Kurdish military leader and commander of the Syrian Democratic Forces (SDF) Mazloum Abdi, in a phone call interview with Asharq Al-Awsat, revealed that US troops have been deployed to new positions in Syria’s east of the Euphrates region.
The deployment, according to Abdi, followed US presidential orders to combat ISIS and protect local oilfields there.
More so, Abdi voiced his reassurance that US troops will defend SDF units against any attack, but noted that the situation in the east Euphrates region is “far more complicated than before.” The scene has been muddied by the presence of Russian, Turkish, Syrian and international troops in the area.
When asked about whether the disappointment felt from the former US decision to withdraw troops from Syria persisted, Abdi replied: “Of course, the sudden American withdrawal created disappointment and distrust in previously made (American) promises.”
“We know that reversing the decision to withdraw was the result of pressure from the American public, Congress, other parties and other friends in the International Coalition forces against ISIS. This made us feel optimistic about having friends.”
“In America, there are those who want to withdraw and there are those who want to stay until peace is achieved in Syria.”
On the other hand, the SDF commander expressed rejection of the Sochi agreement, brokered between Russia and Turkey, accusing Ankara of seeking demographic change.
“Turkey is conducting demographic changes with the primary goal of ethnic cleansing-- we will consider any sympathizer with Turkish plans as a partner in ongoing demographic change and ethnic cleansing operations,” Abdi told Asharq Al-Awsat.
Abdi, accusing Turkey of seeking to eliminate Kurds, recalled the events of Afrin city, where people were terrorized with bombardment and forced into taking refuge in neighboring areas.
When asked about signing a memorandum of understanding with the Syrian regime’s special security adviser Ali Mamlouk, Abdi said that it was long called for.
“We have repeatedly asked the Syrian government to deploy its forces on the border to refute Turkish arguments for the invasion of Syrian territory.
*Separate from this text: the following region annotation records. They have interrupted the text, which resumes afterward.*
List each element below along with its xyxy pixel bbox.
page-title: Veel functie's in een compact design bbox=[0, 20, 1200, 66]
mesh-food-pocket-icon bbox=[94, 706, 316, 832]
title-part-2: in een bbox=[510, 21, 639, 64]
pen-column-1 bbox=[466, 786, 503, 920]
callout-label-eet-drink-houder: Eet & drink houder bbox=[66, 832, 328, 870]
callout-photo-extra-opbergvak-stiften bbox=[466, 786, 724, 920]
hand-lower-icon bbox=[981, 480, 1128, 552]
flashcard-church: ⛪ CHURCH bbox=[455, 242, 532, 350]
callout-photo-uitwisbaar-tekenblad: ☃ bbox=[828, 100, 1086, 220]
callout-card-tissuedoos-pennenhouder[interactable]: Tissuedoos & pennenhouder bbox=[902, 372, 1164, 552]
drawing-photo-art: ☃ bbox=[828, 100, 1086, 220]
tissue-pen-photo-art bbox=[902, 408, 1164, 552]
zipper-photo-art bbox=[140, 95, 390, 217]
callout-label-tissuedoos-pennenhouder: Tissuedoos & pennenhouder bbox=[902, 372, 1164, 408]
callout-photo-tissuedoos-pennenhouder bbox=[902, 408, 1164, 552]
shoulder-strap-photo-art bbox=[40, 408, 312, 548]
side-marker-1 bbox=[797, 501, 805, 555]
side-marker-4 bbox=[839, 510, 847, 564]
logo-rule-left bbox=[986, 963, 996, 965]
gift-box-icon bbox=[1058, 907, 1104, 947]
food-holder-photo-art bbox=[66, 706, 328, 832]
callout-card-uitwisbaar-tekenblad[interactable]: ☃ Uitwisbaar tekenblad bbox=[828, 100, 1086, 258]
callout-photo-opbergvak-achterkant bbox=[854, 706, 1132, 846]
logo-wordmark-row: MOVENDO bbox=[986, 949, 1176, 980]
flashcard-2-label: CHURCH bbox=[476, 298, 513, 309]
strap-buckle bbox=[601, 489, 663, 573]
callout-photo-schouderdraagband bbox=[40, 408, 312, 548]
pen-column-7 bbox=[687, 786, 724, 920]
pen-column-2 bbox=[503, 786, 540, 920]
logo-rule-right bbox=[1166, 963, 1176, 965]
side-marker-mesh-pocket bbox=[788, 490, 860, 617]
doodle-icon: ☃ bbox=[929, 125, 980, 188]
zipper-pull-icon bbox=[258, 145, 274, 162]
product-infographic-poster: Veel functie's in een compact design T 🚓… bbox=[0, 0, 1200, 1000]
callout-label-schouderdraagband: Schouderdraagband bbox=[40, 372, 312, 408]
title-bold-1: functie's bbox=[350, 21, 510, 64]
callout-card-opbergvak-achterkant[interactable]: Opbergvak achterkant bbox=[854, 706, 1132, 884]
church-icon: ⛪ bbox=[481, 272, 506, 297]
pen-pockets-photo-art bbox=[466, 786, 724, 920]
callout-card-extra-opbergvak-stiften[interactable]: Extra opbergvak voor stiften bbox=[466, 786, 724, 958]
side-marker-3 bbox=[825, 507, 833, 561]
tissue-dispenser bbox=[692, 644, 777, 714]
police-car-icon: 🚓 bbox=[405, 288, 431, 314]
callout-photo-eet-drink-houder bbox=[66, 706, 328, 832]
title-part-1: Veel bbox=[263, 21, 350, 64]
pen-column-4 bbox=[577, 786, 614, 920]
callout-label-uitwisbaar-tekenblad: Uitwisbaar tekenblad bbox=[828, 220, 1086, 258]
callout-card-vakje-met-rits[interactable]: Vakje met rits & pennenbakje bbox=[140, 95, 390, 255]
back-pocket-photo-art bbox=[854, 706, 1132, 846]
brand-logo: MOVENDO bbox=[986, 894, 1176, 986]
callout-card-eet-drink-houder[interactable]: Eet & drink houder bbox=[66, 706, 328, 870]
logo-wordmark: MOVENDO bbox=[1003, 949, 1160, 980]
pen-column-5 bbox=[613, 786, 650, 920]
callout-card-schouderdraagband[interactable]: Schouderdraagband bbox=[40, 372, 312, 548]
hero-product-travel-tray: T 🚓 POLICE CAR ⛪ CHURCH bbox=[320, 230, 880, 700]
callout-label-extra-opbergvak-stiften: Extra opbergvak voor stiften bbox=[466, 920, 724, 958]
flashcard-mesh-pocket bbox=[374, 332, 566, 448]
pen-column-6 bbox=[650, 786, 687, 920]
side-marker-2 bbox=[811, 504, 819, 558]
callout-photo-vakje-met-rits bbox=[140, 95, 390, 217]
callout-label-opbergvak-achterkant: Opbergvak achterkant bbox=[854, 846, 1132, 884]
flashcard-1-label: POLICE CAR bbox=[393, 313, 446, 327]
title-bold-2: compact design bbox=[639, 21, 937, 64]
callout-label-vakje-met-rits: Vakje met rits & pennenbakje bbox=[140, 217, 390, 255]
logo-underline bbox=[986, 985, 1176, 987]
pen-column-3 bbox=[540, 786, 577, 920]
Previously, the regime did not respond. But after the last Turkish invasion, it responded positively and we agreed to deploy regime forces at all points of contact between our forces and Turkey’s forces.”
The understanding meant to stave off any SDF-Turkish confrontation was signed under Russian warranty.
In contrast, Russia also insists on reviving the 1998 Adana pact between Turkey and Syria. This pact stipulates that Syria and Turkey must cooperate against the Kurdistan Workers' Party (PKK).
Speaking on the matter, Abdi said there isn’t a reasonable foundation to execute the pact given that Turkey continues to support the opposition Free Syrian Army.
Overall, he added that the SDF is coordinating with all parties on the ground—Russia and the Syrian regime, and the US-led International Coalition-- to avoid any escalation of violence in the east Euphrates.
On the future of SDF units, he stressed: “Our position is very clear and it is that the SDF are Syrian national forces and part of the Syrian defense system.”
“We want to legitimately be part of the Syrian defense system in post-war Syria.”
Abdi’s statements refute a pro-regime proposal to dissolve the SDF and integrate the group’s fighters into the Syrian army. Instead, he suggests the group becomes one of the army’s large-scale formations with jurisdiction over areas it liberated in northeastern Syria.
“Now, the Turkish invasion has driven up the number of armed and security forces—youth recruitment jumped with the raised state of alertness. The number of SDF fighters is 80,000. We have 30,000 internal security forces. The total number is 110,000 in fighters and security personnel.”
Even though Abdi has backed the SDF’s future semi-autonomy, he said that there are no intentions of replicating the situation in Iraqi Kurdistan.
“The situation is very different from Iraqi Kurdistan, where it is overwhelmingly Kurdish in character.”
“We are in a diverse area where some spots include an Arab majority, such as Deir Ezzour, Raqqa and others. There are no Kurds there,” Abdi explained, adding that there is no separatist drive, but rather the hope for locals to maintain the right to self-administration.